Clinical Outcome: Elevation of lateral brow improves eye shape, restores symmetry, and harmonizes expression.



4. Neck Rejuvenation

Clinical Challenge: Vertical platysmal bands, cervical laxity, and loss of jaw-to-neck definition.


Technique & Insights:

  • Dissect SMAS-platysma flap 2–3 cm below the mandibular margin to release downward traction.

  • Anchor to sternocleidomastoid fascia in postauricular region for stabilization.

  • Tension-free fixation and careful hemostasis reduce hematoma risk.


Clinical Outcome: Smooth neck contours, reduced platysmal bands, and rejuvenated cervico-mandibular angle.



5. Harmonization of Anterior and Lateral Face

Clinical Challenge: Flat zygomatic prominences limit anterior midface lifting with traditional SMAS approaches.


Technique & Insights:

  • Extend high-SMAS flap flat with lateral canthus for effective anterior lift.

  • Combine with temporoparietal fascia elevation to address lateral brow and temporal hollowing.

  • Strategically plan vectors to preserve natural muscle movement and avoid a “pulled” appearance.


Clinical Outcome: Balanced rejuvenation across midface and lateral face, restoring natural contours.



6. Adjunctive Interventions: Buccal Fat and Filler Integration

Clinical Challenge: Excess buccal fat or subtle nasolabial depressions can limit midface rejuvenation.


Technique & Insights:

  • Selectively excise or reposition buccal fat pads to enhance cheek contour.

  • Use small-volume fillers to smooth residual nasolabial folds or depressions.

  • Patient selection is critical—moderate aging changes and realistic expectations are ideal.


Clinical Outcome: Fine-tuned facial contouring without over-reliance on additional procedures.



Clinical Outcomes


Source: Wang J, Xie L, Zhang N, Hu L, Wang J, Zhang S, Liu J, Wang X, Yan X. Clinical Application of the High Superficial Musculoaponeurotic System for Facial Rejuvenation in Chinese Patients. Plast Reconstr Surg Glob Open. 2025 May 12;13(5):e6775. doi: 10.1097/GOX.0000000000006775. PMID: 40356621; PMCID: PMC12068760.
Source: Wang J, Xie L, Zhang N, Hu L, Wang J, Zhang S, Liu J, Wang X, Yan X. Clinical Application of the High Superficial Musculoaponeurotic System for Facial Rejuvenation in Chinese Patients. Plast Reconstr Surg Glob Open. 2025 May 12;13(5):e6775. doi: 10.1097/GOX.0000000000006775. PMID: 40356621; PMCID: PMC12068760.

  • Patient Satisfaction: Of 150 patients (28 with combined brow lift), 81 reported exceptional improvement, 29 much improved, 24 improved, and 16 unaltered. No worsened outcomes.

  • Complications: One temporary mandibular branch injury, two hematomas; no permanent nerve damage or flap necrosis.

  • Follow-Up: Median follow-up of 15.1 months demonstrated stable aesthetic results.

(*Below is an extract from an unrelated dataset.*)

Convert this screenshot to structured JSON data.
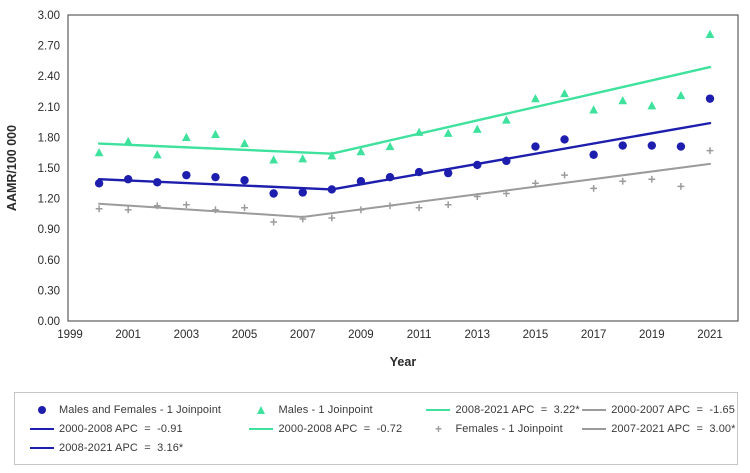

Practical Considerations for Surgeons


  • Anatomical Knowledge: High-SMAS dissection requires mastery of ligamentous boundaries, mimetic and masticatory muscles, and safe planes for nerve preservation.

  • Customized Approach: Tailor lifting vectors and fixation points to each patient’s skeletal and soft tissue anatomy.

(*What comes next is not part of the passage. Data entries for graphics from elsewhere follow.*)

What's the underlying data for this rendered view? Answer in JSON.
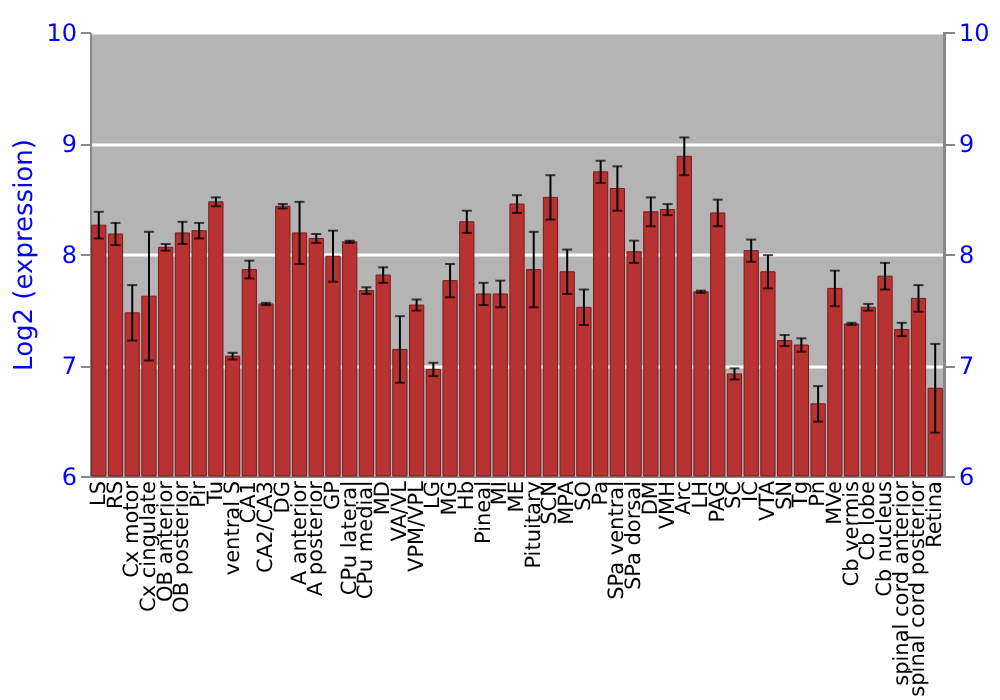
{
  "chart_data": {
    "type": "bar",
    "ylabel": "Log2 (expression)",
    "categories": [
      "LS",
      "RS",
      "Cx motor",
      "Cx cingulate",
      "OB anterior",
      "OB posterior",
      "Pir",
      "Tu",
      "ventral S",
      "CA1",
      "CA2/CA3",
      "DG",
      "A anterior",
      "A posterior",
      "GP",
      "CPu lateral",
      "CPu medial",
      "MD",
      "VA/VL",
      "VPM/VPL",
      "LG",
      "MG",
      "Hb",
      "Pineal",
      "MI",
      "ME",
      "Pituitary",
      "SCN",
      "MPA",
      "SO",
      "Pa",
      "SPa ventral",
      "SPa dorsal",
      "DM",
      "VMH",
      "Arc",
      "LH",
      "PAG",
      "SC",
      "IC",
      "VTA",
      "SN",
      "Tg",
      "Pn",
      "MVe",
      "Cb vermis",
      "Cb lobe",
      "Cb nucleus",
      "spinal cord anterior",
      "spinal cord posterior",
      "Retina"
    ],
    "values": [
      8.26,
      8.18,
      7.47,
      7.62,
      8.06,
      8.19,
      8.21,
      8.47,
      7.08,
      7.86,
      7.55,
      8.43,
      8.19,
      8.14,
      7.98,
      8.11,
      7.67,
      7.81,
      7.14,
      7.54,
      6.96,
      7.76,
      8.29,
      7.64,
      7.64,
      8.45,
      7.86,
      8.51,
      7.84,
      7.52,
      8.74,
      8.59,
      8.02,
      8.38,
      8.4,
      8.88,
      7.66,
      8.37,
      6.92,
      8.03,
      7.84,
      7.22,
      7.18,
      6.65,
      7.69,
      7.37,
      7.52,
      7.8,
      7.32,
      7.6,
      6.79
    ],
    "errors": [
      0.12,
      0.1,
      0.25,
      0.58,
      0.03,
      0.1,
      0.07,
      0.04,
      0.03,
      0.08,
      0.01,
      0.02,
      0.28,
      0.04,
      0.23,
      0.01,
      0.03,
      0.07,
      0.3,
      0.05,
      0.06,
      0.15,
      0.1,
      0.1,
      0.12,
      0.08,
      0.34,
      0.2,
      0.2,
      0.16,
      0.1,
      0.2,
      0.1,
      0.13,
      0.05,
      0.17,
      0.01,
      0.12,
      0.05,
      0.1,
      0.15,
      0.05,
      0.06,
      0.16,
      0.16,
      0.01,
      0.03,
      0.12,
      0.06,
      0.12,
      0.4
    ],
    "color": "#b83232",
    "ylim": [
      6,
      10
    ],
    "yticks": [
      6,
      7,
      8,
      9,
      10
    ],
    "y2lim": [
      6,
      10
    ],
    "y2ticks": [
      6,
      7,
      8,
      9,
      10
    ],
    "grid": "y"
  }
}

  • Biplane Lifting: Combining high-SMAS with temporoparietal fascia elevation achieves comprehensive rejuvenation of midface, lower face, and brow-tail regions.

  • Postoperative Care: Expect temporary swelling at zygomatic prominences and temples, which typically resolves within 3–4 weeks.



Conclusion


High-SMAS face and neck lifts, combined with subperiosteal brow-tail elevation, offer a versatile and effective approach for facial rejuvenation in Chinese patients. By targeting six distinct clinical applications—from midface and jawline to brow and neck—surgeons can achieve natural, harmonious results while respecting the unique anatomy of Asian faces. Mastery of this technique allows precise correction of aging changes with minimal complications and long-lasting outcomes.



Reference:

  1. Wang J, Xie L, Zhang N, Hu L, Wang J, Zhang S, Liu J, Wang X, Yan X. Clinical Application of the High Superficial Musculoaponeurotic System for Facial Rejuvenation in Chinese Patients. Plast Reconstr Surg Glob Open. 2025 May 12;13(5):e6775. doi: 10.1097/GOX.0000000000006775. PMID: 40356621; PMCID: PMC12068760.